Extracts the subdomain component of a URL.
Arguments
- url
A character vector of URLs.
- protocol_handling
A character string specifying how to handle protocols. Defaults to "keep".
"keep": If a scheme exists (http, https, ftp, ftps), it's used. If no scheme, "http://" is added.
"none": If a scheme exists, it's used. If no scheme, then no scheme is used (scheme component will be NA).
"strip": Any existing scheme is removed (scheme component will be NA).
"http": The scheme is forced to be "http".
"https": The scheme is forced to be "https".
- www_handling
A character string specifying how to handle "www" and "www[number]" prefixes in the host. Defaults to "none".
"none": (Default) Leaves the host's www prefix (or lack thereof) untouched.
"strip": Removes any "www." or "www[number]." prefix.

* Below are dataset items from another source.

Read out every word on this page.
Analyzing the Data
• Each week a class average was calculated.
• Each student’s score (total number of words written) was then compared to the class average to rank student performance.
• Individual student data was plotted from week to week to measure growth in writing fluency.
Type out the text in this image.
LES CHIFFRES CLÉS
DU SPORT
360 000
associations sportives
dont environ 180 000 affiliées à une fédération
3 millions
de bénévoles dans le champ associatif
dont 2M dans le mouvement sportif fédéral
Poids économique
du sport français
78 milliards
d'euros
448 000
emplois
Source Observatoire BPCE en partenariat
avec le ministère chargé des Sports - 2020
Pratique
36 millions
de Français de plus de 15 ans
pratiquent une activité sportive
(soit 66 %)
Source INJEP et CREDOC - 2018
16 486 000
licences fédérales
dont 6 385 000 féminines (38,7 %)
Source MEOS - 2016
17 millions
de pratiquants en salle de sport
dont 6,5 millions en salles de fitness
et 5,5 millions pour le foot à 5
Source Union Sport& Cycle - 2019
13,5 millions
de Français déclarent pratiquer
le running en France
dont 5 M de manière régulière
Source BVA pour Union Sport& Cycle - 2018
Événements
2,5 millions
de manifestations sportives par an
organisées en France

"keep": Ensures the host starts with "www.". If it has "www[number].", it's normalized to "www.". If no www prefix, "www." is added. An empty input host remains empty.
"if_no_subdomain": If the host is a bare registered domain (e.g., "example.com"), "www." is added. If the host already has a "www." or "www[number]." prefix, it is normalized to "www." (e.g., "www1.example.com" becomes "www.example.com"; "www1.sub.example.com" becomes "www.sub.example.com"). If a non-www subdomain exists (e.g., "sub.example.com" or the normalized "www.sub.example.com"), the host is not further altered. An empty input host remains empty.
- source
Which PSL source to use: "all", "private", or "icann".
- include_www
Logical; if FALSE (default), removes a leading www/www[0-9]* label only when it is the sole subdomain label.
- format
Return format: "string" (default) or "labels" for a character vector of labels.
- host_encoding
How to present the host in `clean_url`. Defaults to "keep".
"keep": Leave host as parsed by curl (may preserve original case).
"idna": Convert Unicode host labels to Punycode (IDNA) for the cleaned URL.
"unicode": Decode Punycode labels to Unicode for the cleaned URL.